How can you know when someone is becoming dehydrated?


Even though it’s not always obvious when a person is becoming dehydrated, there are some crucial indicators to watch for, particularly when it comes to senior care.


  • Dried-up, flaky skin
  • Dry mouth or nose
  • Recessed eyes, no tears
  • Very little need to use the bathroom
  • Reduced blood pressure
  • A tough time with movement
  • Disarray, headaches, or dizziness
  • Swift heart rate


Exactly what should you do if an individual seems dehydrated?


If you observe these conditions, motivate the person to consume water or other fluids enhanced with electrolytes. If he or she is unable to keep down fluids or has diarrhea or black or bloody feces, it’s time to contact 911.


How do you avoid dehydration when it comes to senior care?

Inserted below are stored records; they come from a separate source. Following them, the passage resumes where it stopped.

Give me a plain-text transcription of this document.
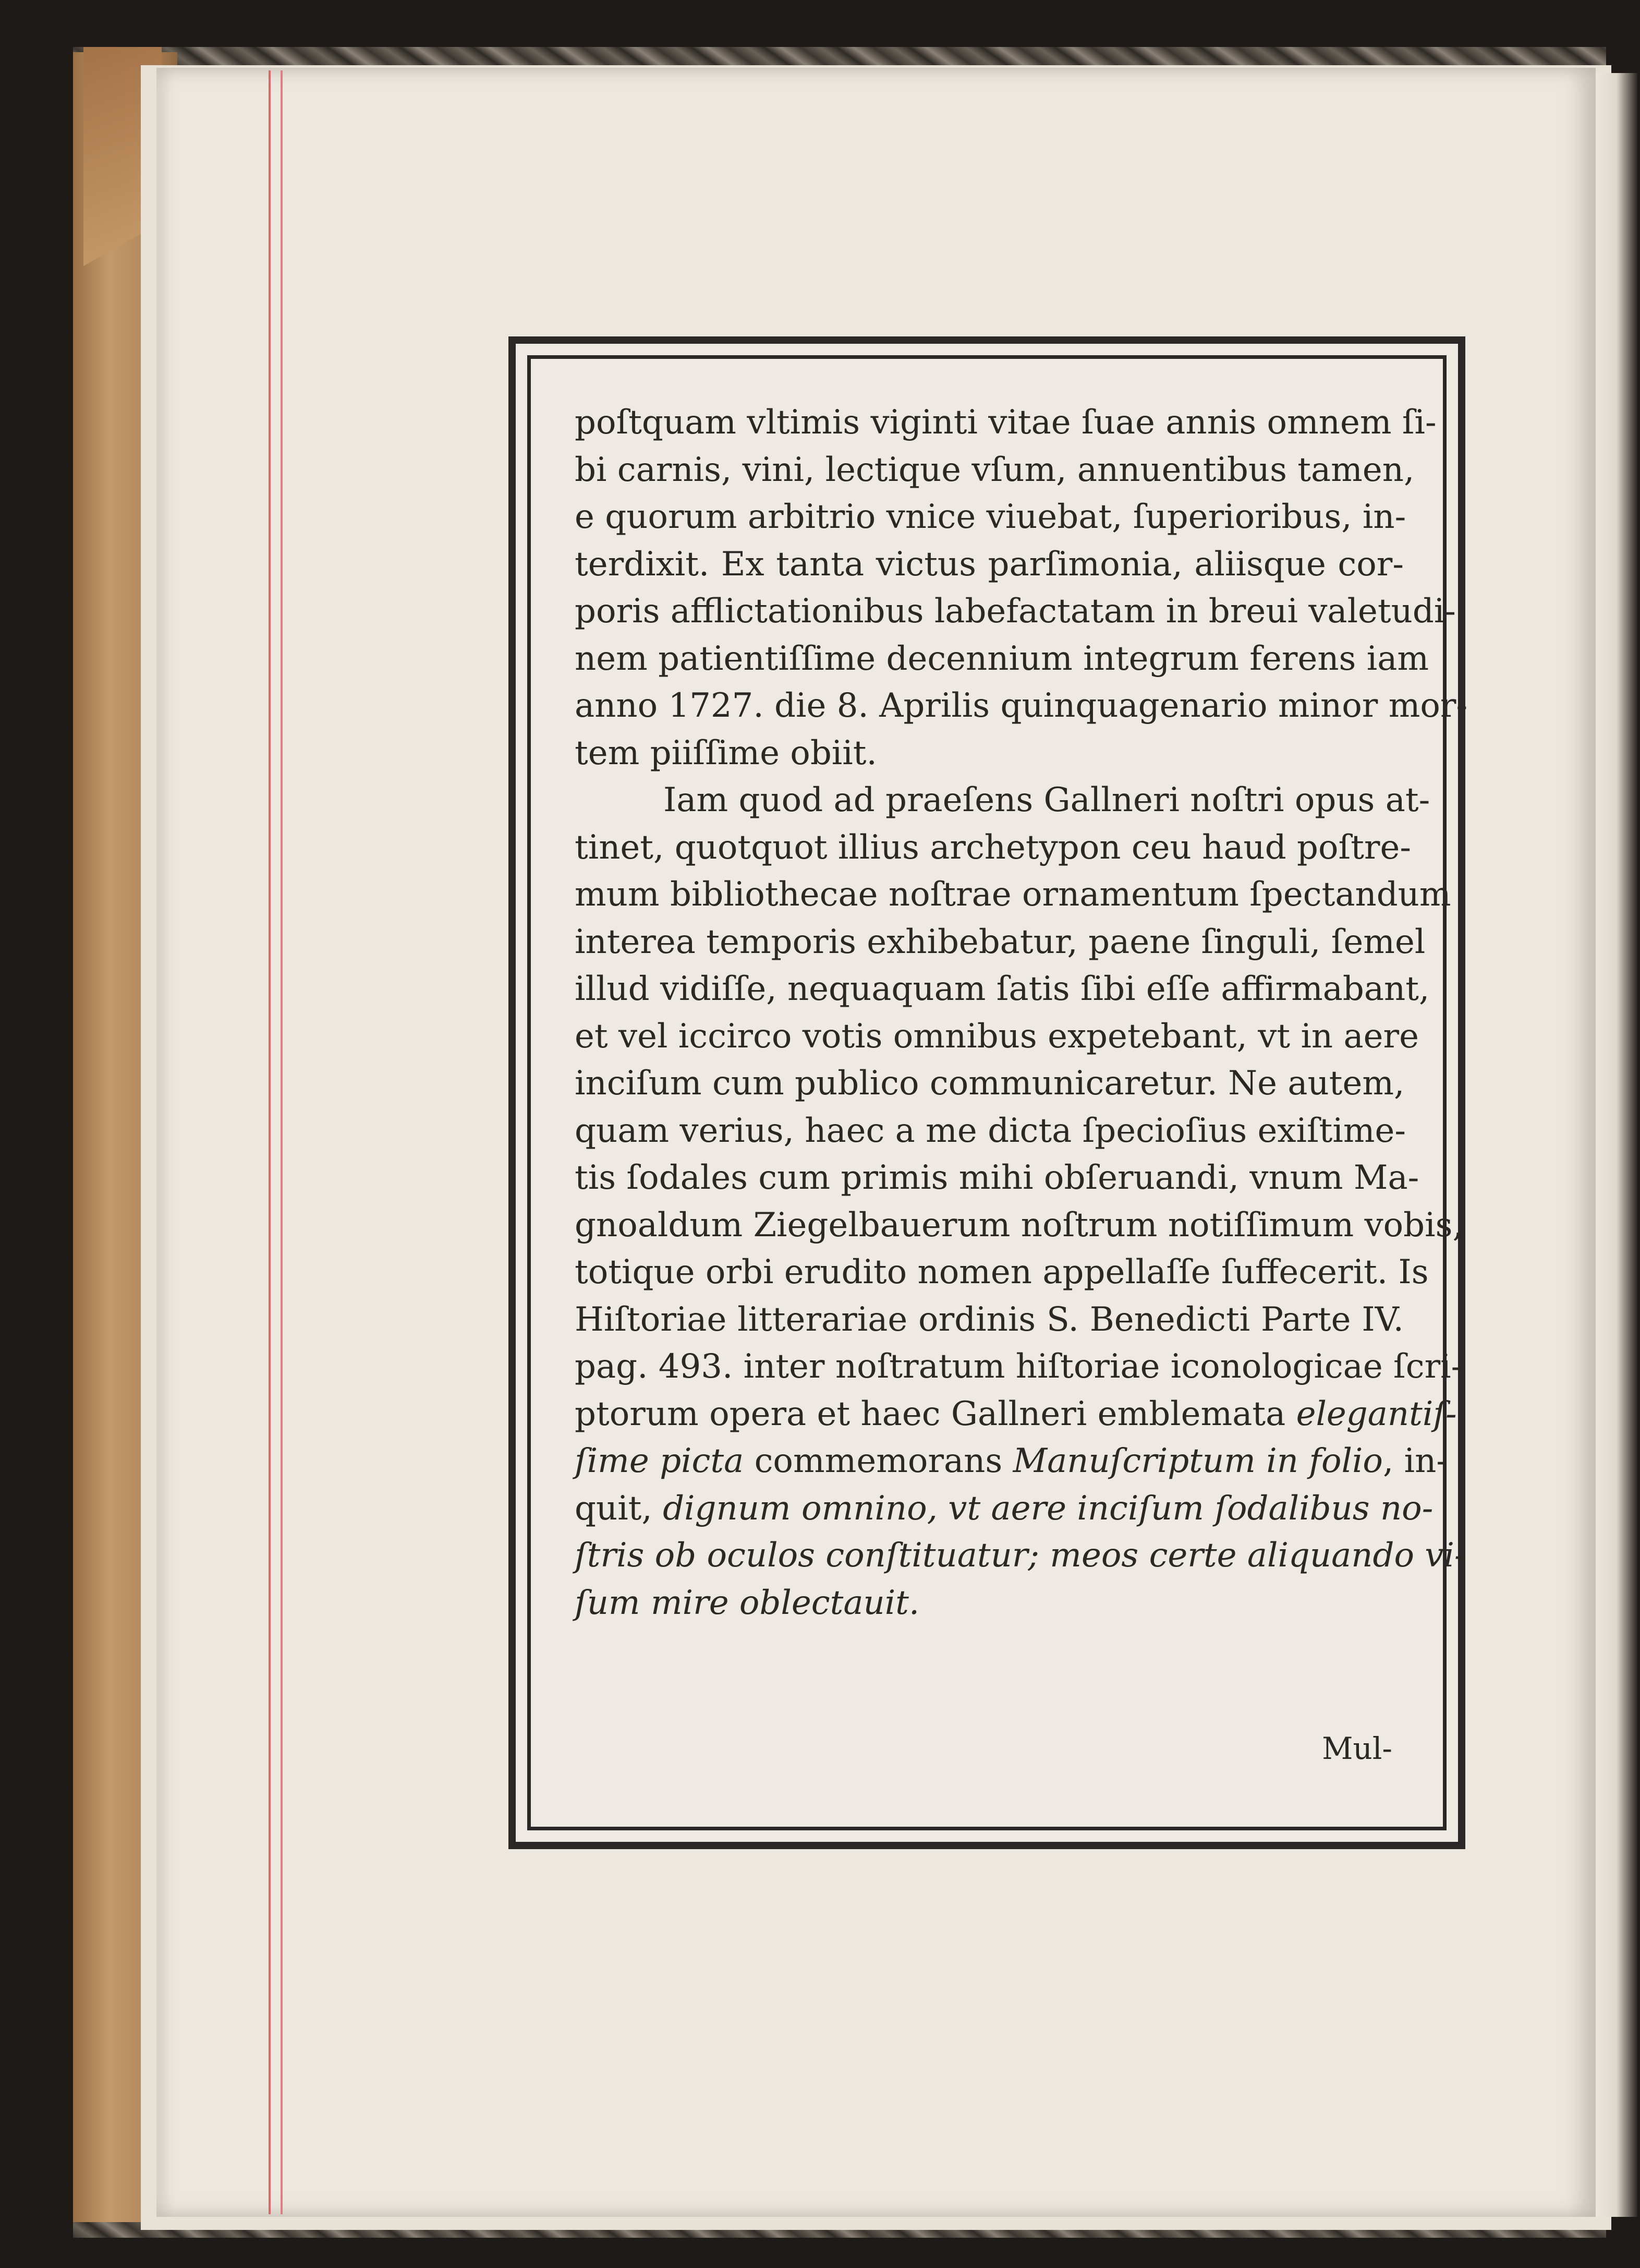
poſtquam vltimis viginti vitae ſuae annis omnem ſi-
bi carnis, vini, lectique vſum, annuentibus tamen,
e quorum arbitrio vnice viuebat, ſuperioribus, in-
terdixit. Ex tanta victus parſimonia, aliisque cor-
poris afflictationibus labefactatam in breui valetudi-
nem patientiſſime decennium integrum ferens iam
anno 1727. die 8. Aprilis quinquagenario minor mor-
tem piiſſime obiit.
Iam quod ad praeſens Gallneri noſtri opus at-
tinet, quotquot illius archetypon ceu haud poſtre-
mum bibliothecae noſtrae ornamentum ſpectandum
interea temporis exhibebatur, paene ſinguli, ſemel
illud vidiſſe, nequaquam ſatis ſibi eſſe affirmabant,
et vel iccirco votis omnibus expetebant, vt in aere
inciſum cum publico communicaretur. Ne autem,
quam verius, haec a me dicta ſpecioſius exiſtime-
tis ſodales cum primis mihi obſeruandi, vnum Ma-
gnoaldum Ziegelbauerum noſtrum notiſſimum vobis,
totique orbi erudito nomen appellaſſe ſuffecerit. Is
Hiſtoriae litterariae ordinis S. Benedicti Parte IV.
pag. 493. inter noſtratum hiſtoriae iconologicae ſcri-
ptorum opera et haec Gallneri emblemata elegantiſ-
ſime picta commemorans Manuſcriptum in folio, in-
quit, dignum omnino, vt aere inciſum ſodalibus no-
ſtris ob oculos conſtituatur; meos certe aliquando vi-
ſum mire oblectauit.
Mul-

  1. Urge them to drink lesser amounts all through the day. Aim for at least 40 ounces of fluids every day. Water is best but juices, herbal teas, milk, bottled water, or almond milk are fine too. Try fitting the 5 glasses (8 ounces each) in at these time periods:


  • When they wake up
  • Morning meal
  • Lunch time
  • Snack
  • Supper


  1. Reduce fluids after supper to prevent possible incontinence concerns.
  2. Stay clear of caffeinated drinks because of the diuretic result.
  3. Promote the intake of soups, fruits, and vegetables that have high water content.